I'm trying to mimic what a previous developer did to parse an XML file in my Rails app and am stuck. From what I can tell, my job completes, but nothing is being posted as it should be, so I'm guessing my parsing file is incorrect (however, it works fine when testing with the raw file on my localhost). So, where am I going wrong here?

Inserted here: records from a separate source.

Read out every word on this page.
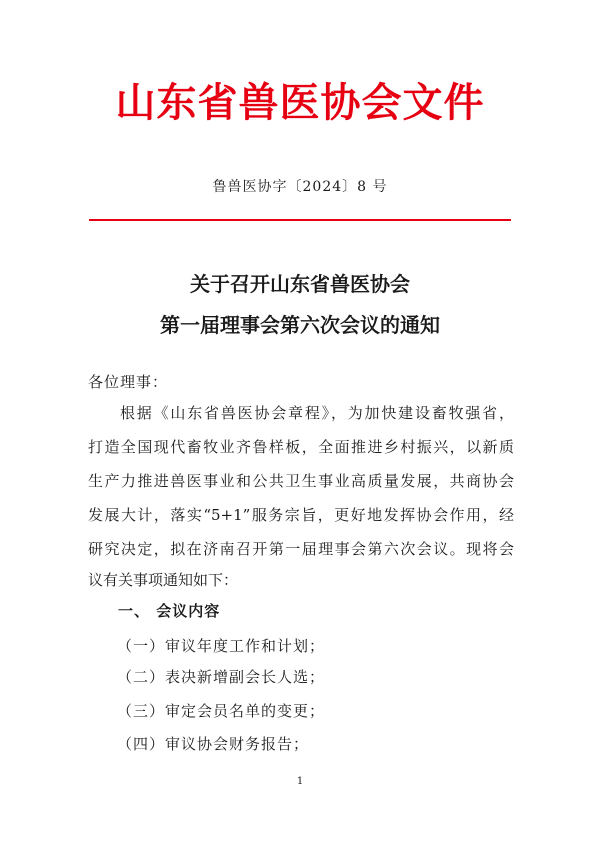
山东省兽医协会文件
鲁兽医协字〔2024〕8 号
关于召开山东省兽医协会
第一届理事会第六次会议的通知
各位理事：
根据《山东省兽医协会章程》，为加快建设畜牧强省，
打造全国现代畜牧业齐鲁样板，全面推进乡村振兴，以新质
生产力推进兽医事业和公共卫生事业高质量发展，共商协会
发展大计，落实“5+1”服务宗旨，更好地发挥协会作用，经
研究决定，拟在济南召开第一届理事会第六次会议。现将会
议有关事项通知如下：
一、 会议内容
（一）审议年度工作和计划；
（二）表决新增副会长人选；
（三）审定会员名单的变更；
（四）审议协会财务报告；
1
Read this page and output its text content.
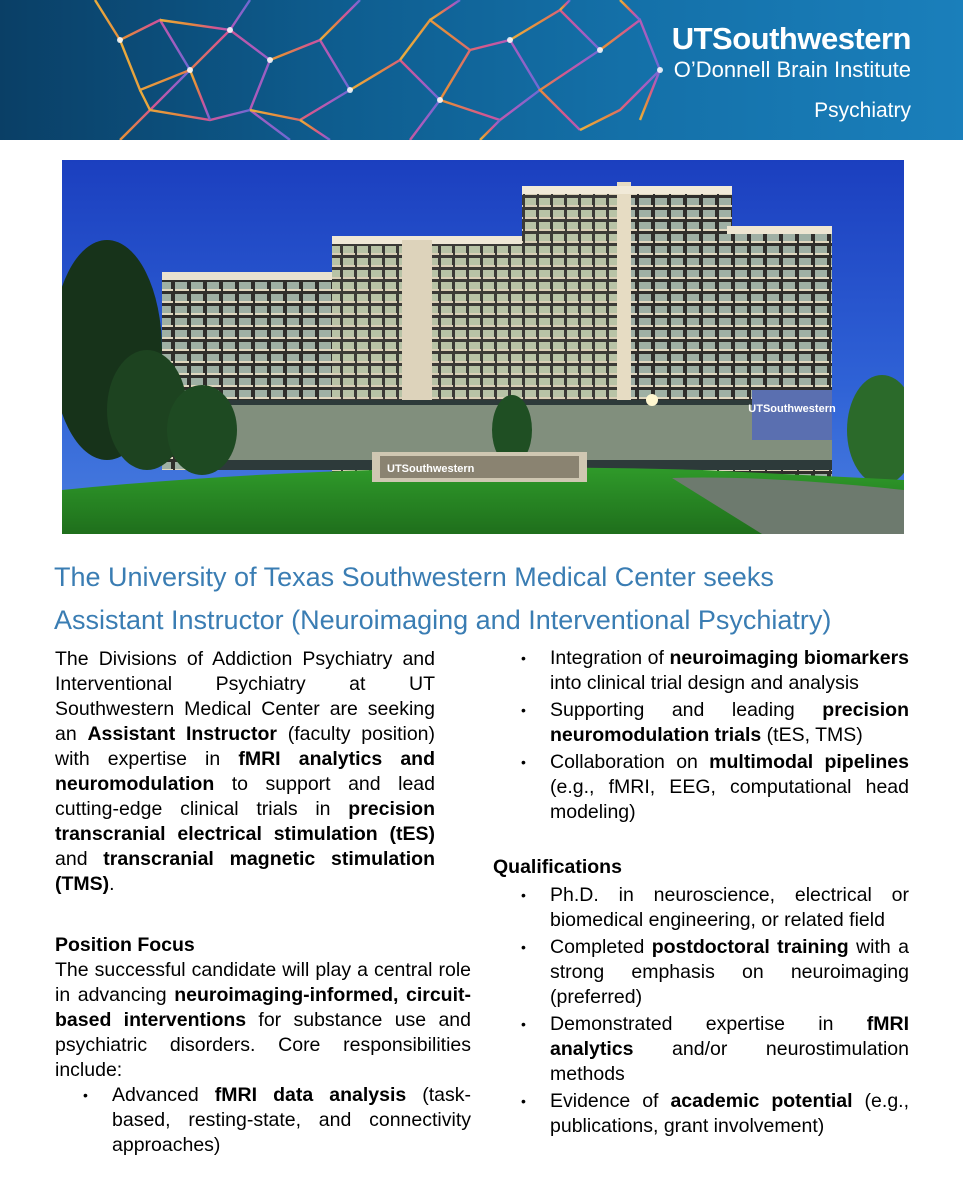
UTSouthwestern
O’Donnell Brain Institute
Psychiatry
UTSouthwestern
UTSouthwestern
The University of Texas Southwestern Medical Center seeks
Assistant Instructor (Neuroimaging and Interventional Psychiatry)

The Divisions of Addiction Psychiatry and Interventional Psychiatry at UT Southwestern Medical Center are seeking an Assistant Instructor (faculty position) with expertise in fMRI analytics and neuromodulation to support and lead cutting-edge clinical trials in precision transcranial electrical stimulation (tES) and transcranial magnetic stimulation (TMS).

Position Focus

The successful candidate will play a central role in advancing neuroimaging-informed, circuit-based interventions for substance use and psychiatric disorders. Core responsibilities include:

• Advanced fMRI data analysis (task-based, resting-state, and connectivity approaches)
• Integration of neuroimaging biomarkers into clinical trial design and analysis
• Supporting and leading precision neuromodulation trials (tES, TMS)
• Collaboration on multimodal pipelines (e.g., fMRI, EEG, computational head modeling)
Qualifications
• Ph.D. in neuroscience, electrical or biomedical engineering, or related field
• Completed postdoctoral training with a strong emphasis on neuroimaging (preferred)
• Demonstrated expertise in fMRI analytics and/or neurostimulation methods
• Evidence of academic potential (e.g., publications, grant involvement)
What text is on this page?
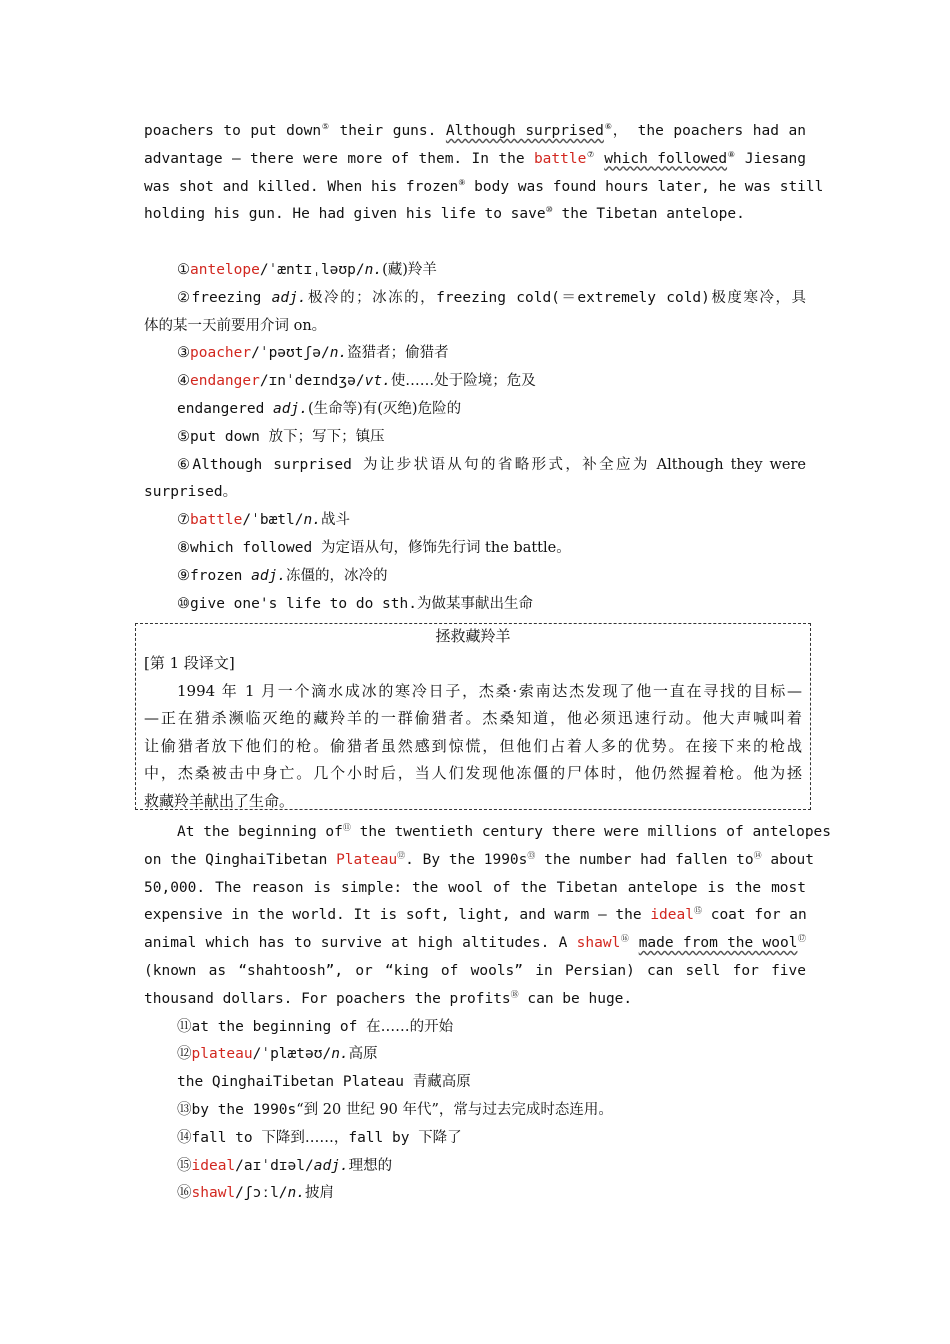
poachers to put down⑤ their guns. Although surprised⑥， the poachers had an
advantage — there were more of them. In the battle⑦ which followed⑧ Jiesang
was shot and killed. When his frozen⑨ body was found hours later, he was still
holding his gun. He had given his life to save⑩ the Tibetan antelope.
①antelope/ˈæntɪˌləʊp/n.(藏)羚羊
②freezing adj.极冷的；冰冻的，freezing cold(＝extremely cold)极度寒冷，具
体的某一天前要用介词 on。
③poacher/ˈpəʊtʃə/n.盗猎者；偷猎者
④endanger/ɪnˈdeɪndʒə/vt.使……处于险境；危及
endangered adj.(生命等)有(灭绝)危险的
⑤put down 放下；写下；镇压
⑥Although surprised 为让步状语从句的省略形式，补全应为 Although they were
surprised。
⑦battle/ˈbætl/n.战斗
⑧which followed 为定语从句，修饰先行词 the battle。
⑨frozen adj.冻僵的，冰冷的
⑩give one's life to do sth.为做某事献出生命
拯救藏羚羊
[第 1 段译文]
1994 年 1 月一个滴水成冰的寒冷日子，杰桑·索南达杰发现了他一直在寻找的目标—
—正在猎杀濒临灭绝的藏羚羊的一群偷猎者。杰桑知道，他必须迅速行动。他大声喊叫着
让偷猎者放下他们的枪。偷猎者虽然感到惊慌，但他们占着人多的优势。在接下来的枪战
中，杰桑被击中身亡。几个小时后，当人们发现他冻僵的尸体时，他仍然握着枪。他为拯
救藏羚羊献出了生命。
At the beginning of⑪ the twentieth century there were millions of antelopes
on the QinghaiTibetan Plateau⑫. By the 1990s⑬ the number had fallen to⑭ about
50,000. The reason is simple: the wool of the Tibetan antelope is the most
expensive in the world. It is soft, light, and warm — the ideal⑮ coat for an
animal which has to survive at high altitudes. A shawl⑯ made from the wool⑰
(known as “shahtoosh”, or “king of wools” in Persian) can sell for five
thousand dollars. For poachers the profits⑱ can be huge.
⑪at the beginning of 在……的开始
⑫plateau/ˈplætəʊ/n.高原
the QinghaiTibetan Plateau 青藏高原
⑬by the 1990s“到 20 世纪 90 年代”，常与过去完成时态连用。
⑭fall to 下降到……，fall by 下降了
⑮ideal/aɪˈdɪəl/adj.理想的
⑯shawl/ʃɔːl/n.披肩
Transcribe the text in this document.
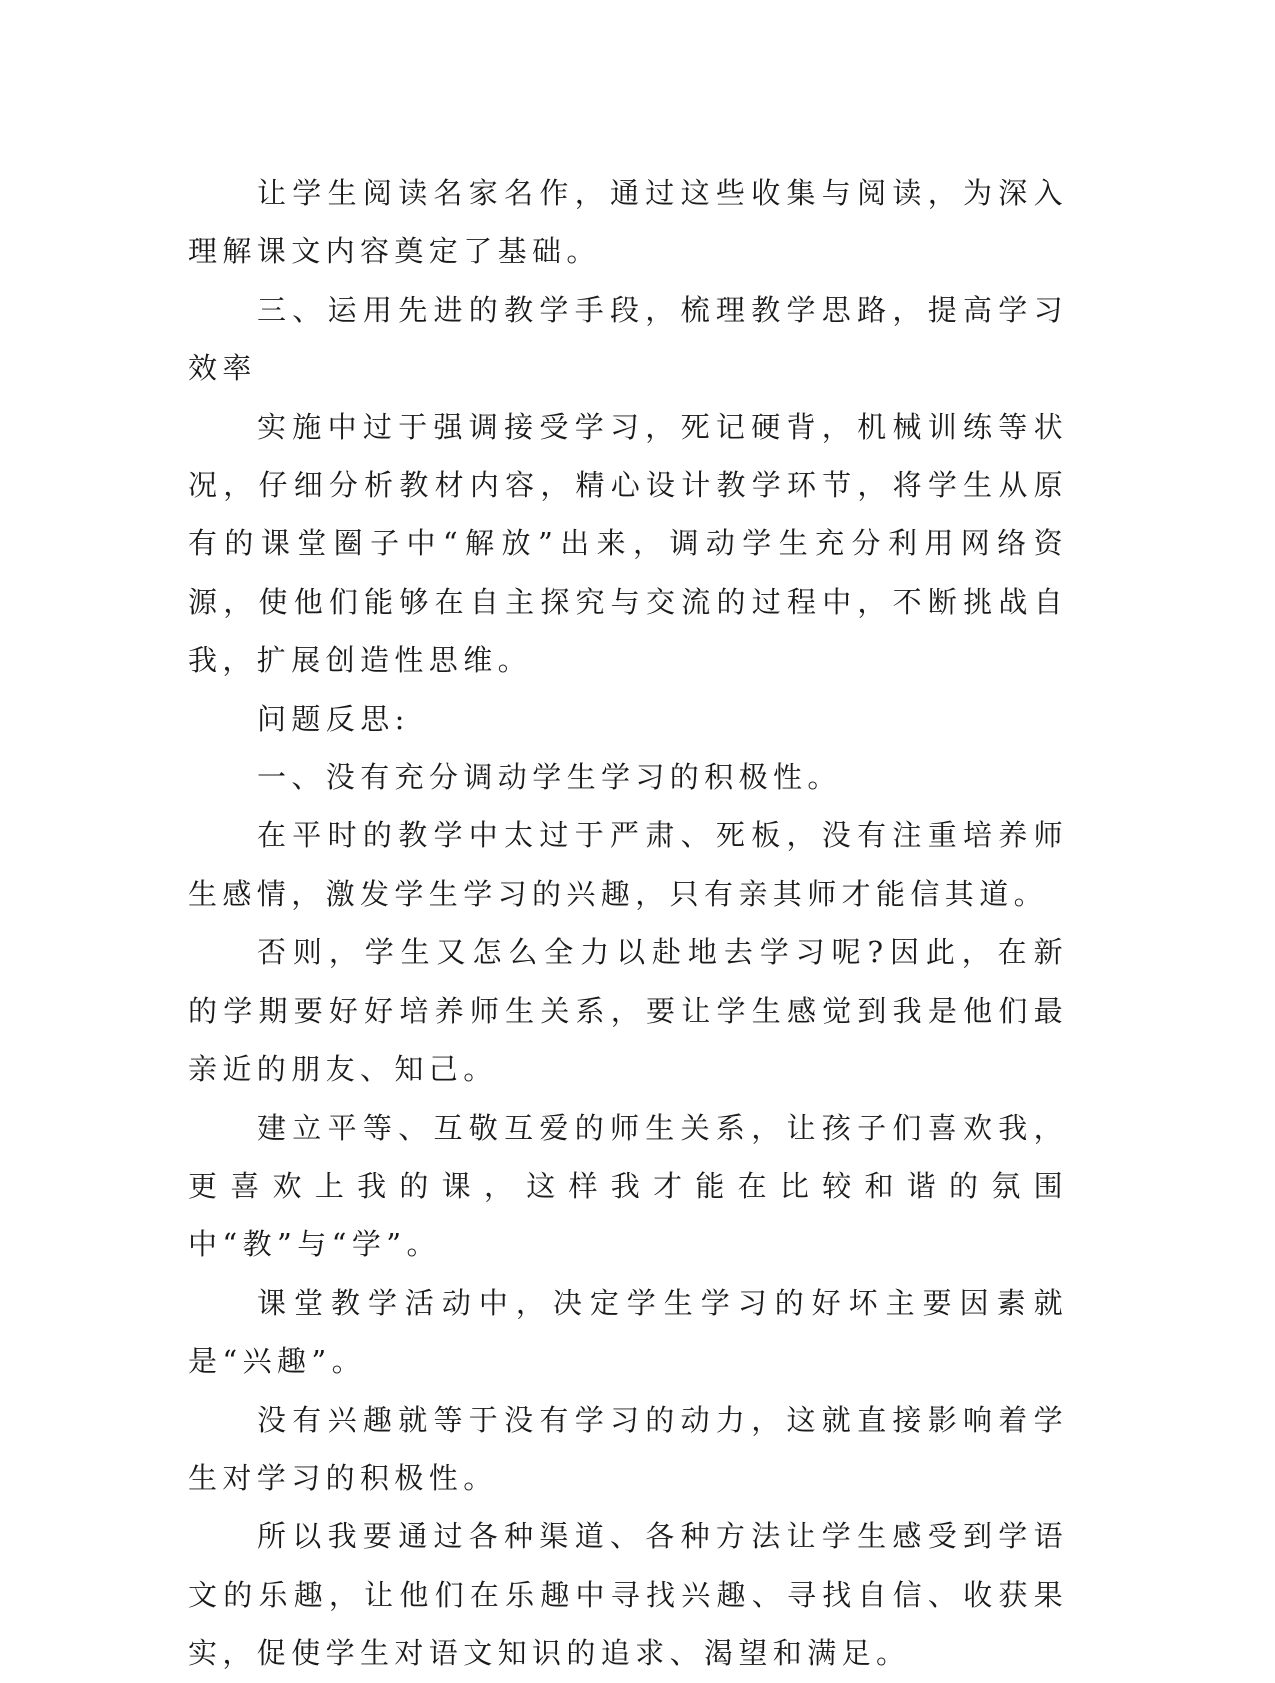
让学生阅读名家名作，通过这些收集与阅读，为深入理解课文内容奠定了基础。

三、运用先进的教学手段，梳理教学思路，提高学习效率

实施中过于强调接受学习，死记硬背，机械训练等状况，仔细分析教材内容，精心设计教学环节，将学生从原有的课堂圈子中“解放”出来，调动学生充分利用网络资源，使他们能够在自主探究与交流的过程中，不断挑战自我，扩展创造性思维。

问题反思:

一、没有充分调动学生学习的积极性。

在平时的教学中太过于严肃、死板，没有注重培养师生感情，激发学生学习的兴趣，只有亲其师才能信其道。

否则，学生又怎么全力以赴地去学习呢?因此，在新的学期要好好培养师生关系，要让学生感觉到我是他们最亲近的朋友、知己。

建立平等、互敬互爱的师生关系，让孩子们喜欢我，更喜欢上我的课，这样我才能在比较和谐的氛围中“教”与“学”。

课堂教学活动中，决定学生学习的好坏主要因素就是“兴趣”。

没有兴趣就等于没有学习的动力，这就直接影响着学生对学习的积极性。

所以我要通过各种渠道、各种方法让学生感受到学语文的乐趣，让他们在乐趣中寻找兴趣、寻找自信、收获果实，促使学生对语文知识的追求、渴望和满足。
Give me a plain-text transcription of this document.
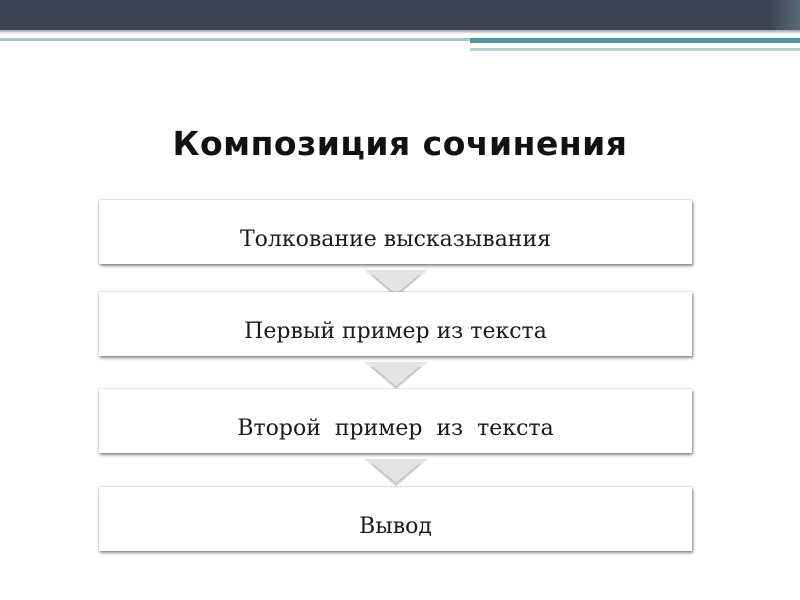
Композиция сочинения
Толкование высказывания
Первый пример из текста
Второй  пример  из  текста
Вывод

This is Sidekiq log output, just to confirm job is happening and not showing any errors in processing:
2016-05-25T13:51:04.499Z 8977 TID-oxs3s9lng ParseTestData JID-2a01971539c887cac3bf3374:1 INFO: start
2016-05-25T13:51:04.781Z 8977 TID-oxs3s9l3g GenerateNotifications JID-2a01971539c887cac3bf3374:2 INFO: start
2016-05-25T13:51:04.797Z 8977 TID-oxs3s9lng ParseTestData JID-2a01971539c887cac3bf3374:1 INFO: done: 0.297 sec
2016-05-25T13:51:04.824Z 8977 TID-oxs3s9l3g GenerateNotifications JID-2a01971539c887cac3bf3374:2 INFO: done: 0.043 sec
This is my Sidekiq job file, which iterates through the compressed files that get submitted through my API. The file in question that I'm working on is nmap_poodle_scan.xml:
class ParseTestData
include Sidekiq::Worker
# Order matters. Parse network hosts first to ensure we uniquely identify network hosts by their mac address.
PARSERS = {
"network_hosts.xml" => Parsers::NetworkHostParser,
"nmap_tcp_service_scan.xml" => Parsers::TcpServiceScanParser,
"nmap_shellshock_scan.xml" => Parsers::ShellshockScanParser,
"hydra.out" => Parsers::HydraParser,
"events.log" => Parsers::EventParser,
"nmap_poodle_scan.xml" => Parsers::PoodleScanParser
}
def perform(test_id)
test = Test.find(test_id)
gzip = if Rails.env.development?
Zlib::GzipReader.open(test.data.path)
else
file = Net::HTTP.get(URI.parse(test.data.url))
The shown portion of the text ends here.